Three weeks after anti-corruption watchdog Transparency International-Malaysia (TI-M) launched its election integrity pledge, only four MPs – two from BN and two from the opposition – have signed the pact.
The four out of 222 MPs are Saifuddin Abdullah (BN-Temerloh), Khairy Jamaluddin (BN-Rembau), Nurul Izzah Anwar (PKR-Lembah Pantai) and Dr Jeyakumar Devaraj (PSM-Sungai Siput).
Saifuddin (left), who is deputy higher education minister, was the first to commit himself to the pledge, while Nurul Izzah, a PKR vice-president, was the most recent MP to do so, on April 2.
The pledge , launched last month, is a non-binding ‘social contract’ for candidates in the coming general election.
It requires signatories who are election candidates to reject bribe-taking and money politics during their electoral campaign and after they have been voted into office.
Although the contract will not be enforced by any authority, the signatories must open a social media account – either with Facebook or Twitter – to allow direct communication with voters who will monitor and give their feedback on the conduct of the candidates.
TI-M has set up a website, timalaysia-electionpledge.org.my , publishing the details of all the signatories, including a document called the ‘candidate form’, where the MPs state their personal reasons for signing the pledge.

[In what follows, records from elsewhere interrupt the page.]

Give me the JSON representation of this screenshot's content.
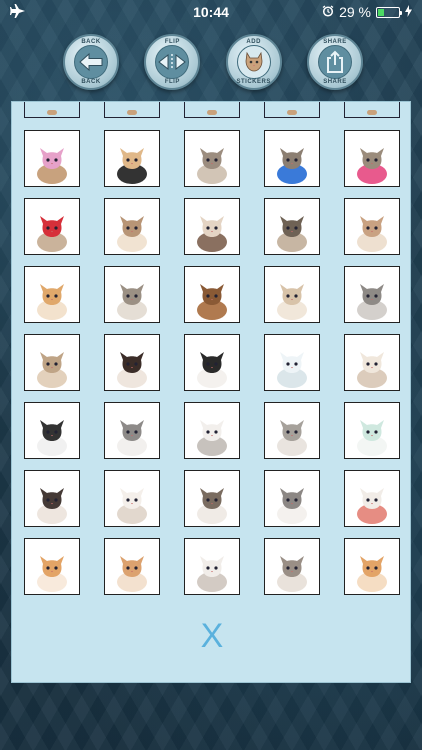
{
  "status_bar": {
    "time": "10:44",
    "battery_percent": "29 %",
    "battery_level": 0.29,
    "icons": [
      "airplane-icon",
      "alarm-icon",
      "battery-icon",
      "charging-icon"
    ]
  },
  "toolbar": {
    "buttons": [
      {
        "id": "back",
        "top_label": "BACK",
        "bottom_label": "BACK",
        "icon": "arrow-left-icon"
      },
      {
        "id": "flip",
        "top_label": "FLIP",
        "bottom_label": "FLIP",
        "icon": "flip-icon"
      },
      {
        "id": "add",
        "top_label": "ADD",
        "bottom_label": "STICKERS",
        "icon": "cat-sticker-icon"
      },
      {
        "id": "share",
        "top_label": "SHARE",
        "bottom_label": "SHARE",
        "icon": "share-icon"
      }
    ]
  },
  "stickers": [
    {
      "name": "cat-gift-bag",
      "colors": [
        "#e6a1c9",
        "#c8a27e"
      ]
    },
    {
      "name": "cat-laptop",
      "colors": [
        "#e0b889",
        "#333333"
      ]
    },
    {
      "name": "tabby-kittens-playing",
      "colors": [
        "#9c8d7f",
        "#d2c5b6"
      ]
    },
    {
      "name": "kitten-food-bowl",
      "colors": [
        "#8c7f72",
        "#3a7ad9"
      ]
    },
    {
      "name": "kitten-yarn-ball",
      "colors": [
        "#9b8c7c",
        "#e85a8d"
      ]
    },
    {
      "name": "kitten-gift-box",
      "colors": [
        "#d6303a",
        "#cab39b"
      ]
    },
    {
      "name": "tabby-kitten-walking",
      "colors": [
        "#b89576",
        "#f1e3d2"
      ]
    },
    {
      "name": "calico-kitten",
      "colors": [
        "#e4d4c4",
        "#8a7060"
      ]
    },
    {
      "name": "tabby-kitten-sitting",
      "colors": [
        "#6f6255",
        "#c7b6a3"
      ]
    },
    {
      "name": "scottish-fold-kitten",
      "colors": [
        "#c9a282",
        "#eee0d0"
      ]
    },
    {
      "name": "orange-kitten-lying",
      "colors": [
        "#e0a86b",
        "#f3e2cd"
      ]
    },
    {
      "name": "tabby-cat-sitting",
      "colors": [
        "#9b9084",
        "#e5ded5"
      ]
    },
    {
      "name": "abyssinian-cat",
      "colors": [
        "#8a5a35",
        "#b07a4f"
      ]
    },
    {
      "name": "british-cream-cat",
      "colors": [
        "#d8c3a9",
        "#f1e7da"
      ]
    },
    {
      "name": "silver-tabby-cat",
      "colors": [
        "#8e8a86",
        "#d4d0cc"
      ]
    },
    {
      "name": "british-golden-cat",
      "colors": [
        "#bfa486",
        "#e3d1bc"
      ]
    },
    {
      "name": "siamese-cat-face",
      "colors": [
        "#3b2d28",
        "#efe6de"
      ]
    },
    {
      "name": "tuxedo-cat-face",
      "colors": [
        "#2a2a2a",
        "#f4f1ee"
      ]
    },
    {
      "name": "white-persian-kitten",
      "colors": [
        "#eef4f7",
        "#dbe6ea"
      ]
    },
    {
      "name": "cream-persian-kitten",
      "colors": [
        "#f0e7dc",
        "#dcccbc"
      ]
    },
    {
      "name": "black-white-kitten",
      "colors": [
        "#333333",
        "#f1f1f1"
      ]
    },
    {
      "name": "grey-white-cat",
      "colors": [
        "#8d8a88",
        "#f2f0ee"
      ]
    },
    {
      "name": "white-cat-blue-eyes",
      "colors": [
        "#f2efec",
        "#c7c2bd"
      ]
    },
    {
      "name": "grey-tabby-cat",
      "colors": [
        "#a6a19b",
        "#e9e4df"
      ]
    },
    {
      "name": "white-cat-mint",
      "colors": [
        "#cfe8df",
        "#f3f6f4"
      ]
    },
    {
      "name": "siamese-cat",
      "colors": [
        "#453a36",
        "#eee6df"
      ]
    },
    {
      "name": "white-fluffy-cat",
      "colors": [
        "#f4efea",
        "#e2d8ce"
      ]
    },
    {
      "name": "tabby-white-cat",
      "colors": [
        "#7a6c60",
        "#f0ebe6"
      ]
    },
    {
      "name": "grey-white-cat-sitting",
      "colors": [
        "#8c8784",
        "#f4f1ee"
      ]
    },
    {
      "name": "white-cat-yawning",
      "colors": [
        "#f1ece7",
        "#e68d83"
      ]
    },
    {
      "name": "orange-white-kitten",
      "colors": [
        "#e3a466",
        "#f8eadc"
      ]
    },
    {
      "name": "orange-kitten-rolling",
      "colors": [
        "#dca26f",
        "#f3e1cf"
      ]
    },
    {
      "name": "white-cat-lying",
      "colors": [
        "#f1ede9",
        "#d3cbc4"
      ]
    },
    {
      "name": "kittens-sleeping",
      "colors": [
        "#9a8f86",
        "#e9e2db"
      ]
    },
    {
      "name": "orange-kitten-standing",
      "colors": [
        "#e3a467",
        "#f5ddc3"
      ]
    }
  ],
  "close_label": "X"
}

“I believe and support initiatives which promote free and fair election, good governance and high standard of integrity,” Khairy (right), who is also Umno Youth chief, states in his form.

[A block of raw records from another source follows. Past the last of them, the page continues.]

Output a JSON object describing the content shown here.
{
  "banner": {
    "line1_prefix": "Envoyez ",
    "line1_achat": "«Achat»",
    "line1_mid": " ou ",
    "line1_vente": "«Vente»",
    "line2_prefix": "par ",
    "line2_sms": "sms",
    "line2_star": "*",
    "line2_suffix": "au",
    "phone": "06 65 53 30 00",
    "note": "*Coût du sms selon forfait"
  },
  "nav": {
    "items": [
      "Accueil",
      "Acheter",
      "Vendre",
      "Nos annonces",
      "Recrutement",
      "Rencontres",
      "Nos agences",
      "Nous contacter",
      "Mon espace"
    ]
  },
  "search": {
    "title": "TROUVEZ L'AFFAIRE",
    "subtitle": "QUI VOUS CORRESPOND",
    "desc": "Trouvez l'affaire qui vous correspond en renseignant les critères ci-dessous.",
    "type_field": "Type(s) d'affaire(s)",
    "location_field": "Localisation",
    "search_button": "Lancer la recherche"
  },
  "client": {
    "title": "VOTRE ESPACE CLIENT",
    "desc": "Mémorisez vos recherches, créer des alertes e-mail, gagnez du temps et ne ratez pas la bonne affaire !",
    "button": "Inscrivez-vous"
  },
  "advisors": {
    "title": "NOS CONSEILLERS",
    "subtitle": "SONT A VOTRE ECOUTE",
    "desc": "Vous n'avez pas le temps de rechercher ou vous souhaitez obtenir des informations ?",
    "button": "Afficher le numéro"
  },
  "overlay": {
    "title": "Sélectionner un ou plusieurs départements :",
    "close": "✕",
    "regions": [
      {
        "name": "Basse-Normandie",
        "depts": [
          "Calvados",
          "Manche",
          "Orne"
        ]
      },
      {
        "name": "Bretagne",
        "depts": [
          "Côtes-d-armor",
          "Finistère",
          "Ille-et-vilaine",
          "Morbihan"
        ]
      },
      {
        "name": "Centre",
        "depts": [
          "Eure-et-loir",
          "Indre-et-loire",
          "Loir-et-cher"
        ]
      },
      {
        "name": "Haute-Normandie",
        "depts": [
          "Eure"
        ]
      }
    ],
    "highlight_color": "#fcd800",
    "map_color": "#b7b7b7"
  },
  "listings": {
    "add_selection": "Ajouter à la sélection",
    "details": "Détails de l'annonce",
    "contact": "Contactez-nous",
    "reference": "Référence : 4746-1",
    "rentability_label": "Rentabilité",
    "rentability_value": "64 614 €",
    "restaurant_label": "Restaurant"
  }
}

His colleague and basketball mate, Saifuddin, referred to his book in his explanation on why he inked the pledge.
“I believe integrity is the defining pillar of a politician’s character. I’ve been promoting this in my speeches and writings. Political integrity is one of the two components that formed my 2008 book ‘New Politics’.

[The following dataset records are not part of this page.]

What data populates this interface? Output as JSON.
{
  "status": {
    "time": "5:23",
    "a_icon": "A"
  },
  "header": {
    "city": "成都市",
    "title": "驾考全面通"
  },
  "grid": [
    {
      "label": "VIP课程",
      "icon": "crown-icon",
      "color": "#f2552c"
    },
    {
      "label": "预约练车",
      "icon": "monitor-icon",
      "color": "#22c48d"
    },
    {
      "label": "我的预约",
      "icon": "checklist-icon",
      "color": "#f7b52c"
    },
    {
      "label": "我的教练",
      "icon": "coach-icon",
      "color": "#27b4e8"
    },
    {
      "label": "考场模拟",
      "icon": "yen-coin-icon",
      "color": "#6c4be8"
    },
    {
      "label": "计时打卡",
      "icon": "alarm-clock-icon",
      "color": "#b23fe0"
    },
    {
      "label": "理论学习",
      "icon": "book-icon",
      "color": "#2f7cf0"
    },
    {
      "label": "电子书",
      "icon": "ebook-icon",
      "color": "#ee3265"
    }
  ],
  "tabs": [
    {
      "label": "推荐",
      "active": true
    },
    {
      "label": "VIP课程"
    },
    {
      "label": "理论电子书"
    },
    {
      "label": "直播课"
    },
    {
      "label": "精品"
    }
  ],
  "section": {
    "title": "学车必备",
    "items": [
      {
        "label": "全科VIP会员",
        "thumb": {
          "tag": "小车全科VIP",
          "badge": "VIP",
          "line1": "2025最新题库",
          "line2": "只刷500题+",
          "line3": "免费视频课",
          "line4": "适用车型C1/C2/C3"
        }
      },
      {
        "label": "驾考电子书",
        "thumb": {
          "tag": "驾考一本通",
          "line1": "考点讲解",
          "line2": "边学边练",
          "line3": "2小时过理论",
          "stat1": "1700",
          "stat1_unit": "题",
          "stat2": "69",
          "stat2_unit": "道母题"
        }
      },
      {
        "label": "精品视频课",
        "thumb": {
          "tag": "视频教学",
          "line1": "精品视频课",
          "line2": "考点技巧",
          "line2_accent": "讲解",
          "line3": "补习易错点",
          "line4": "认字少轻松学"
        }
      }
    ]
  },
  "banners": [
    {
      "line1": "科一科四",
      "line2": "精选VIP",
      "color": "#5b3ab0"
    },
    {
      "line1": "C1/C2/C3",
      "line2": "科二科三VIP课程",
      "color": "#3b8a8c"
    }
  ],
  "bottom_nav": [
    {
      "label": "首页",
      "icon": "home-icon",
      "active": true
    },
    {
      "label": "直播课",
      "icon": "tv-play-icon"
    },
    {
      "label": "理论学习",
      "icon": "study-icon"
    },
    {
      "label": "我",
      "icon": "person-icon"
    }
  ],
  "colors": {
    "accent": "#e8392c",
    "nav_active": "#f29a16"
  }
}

“This pledge is timely in the context of our political transformation,” Saifuddin says.
Need to separate politics from business
On the other hand, Jeyakumar (left), a medical specialist who defeated the MIC’s S Samy Vellu in the 2008 general election, says:
“It is very timely. We need to separate politics from business and do this urgently if we want to make ours a caring society”.
However, PKR’s Nurul Izzah took the opportunity to register her disapproval with the Election Commission.
“Free and fair elections are the cornerstone of a successful and working democracy; subject to an independent, credible Election Commission which enjoys the confidence of Malaysians.
“I have reason to doubt the EC’s credibility,” says the political novice who defeated Umno Wanita giant Shahrizat Abdul Jalil in her maiden foray in electoral politics four years ago.
Nurul’s (right) signing was witnessed by Batu Gajah MP Fong Po Kuan, but interestingly the DAP parliamentarian has yet to ink the pledge.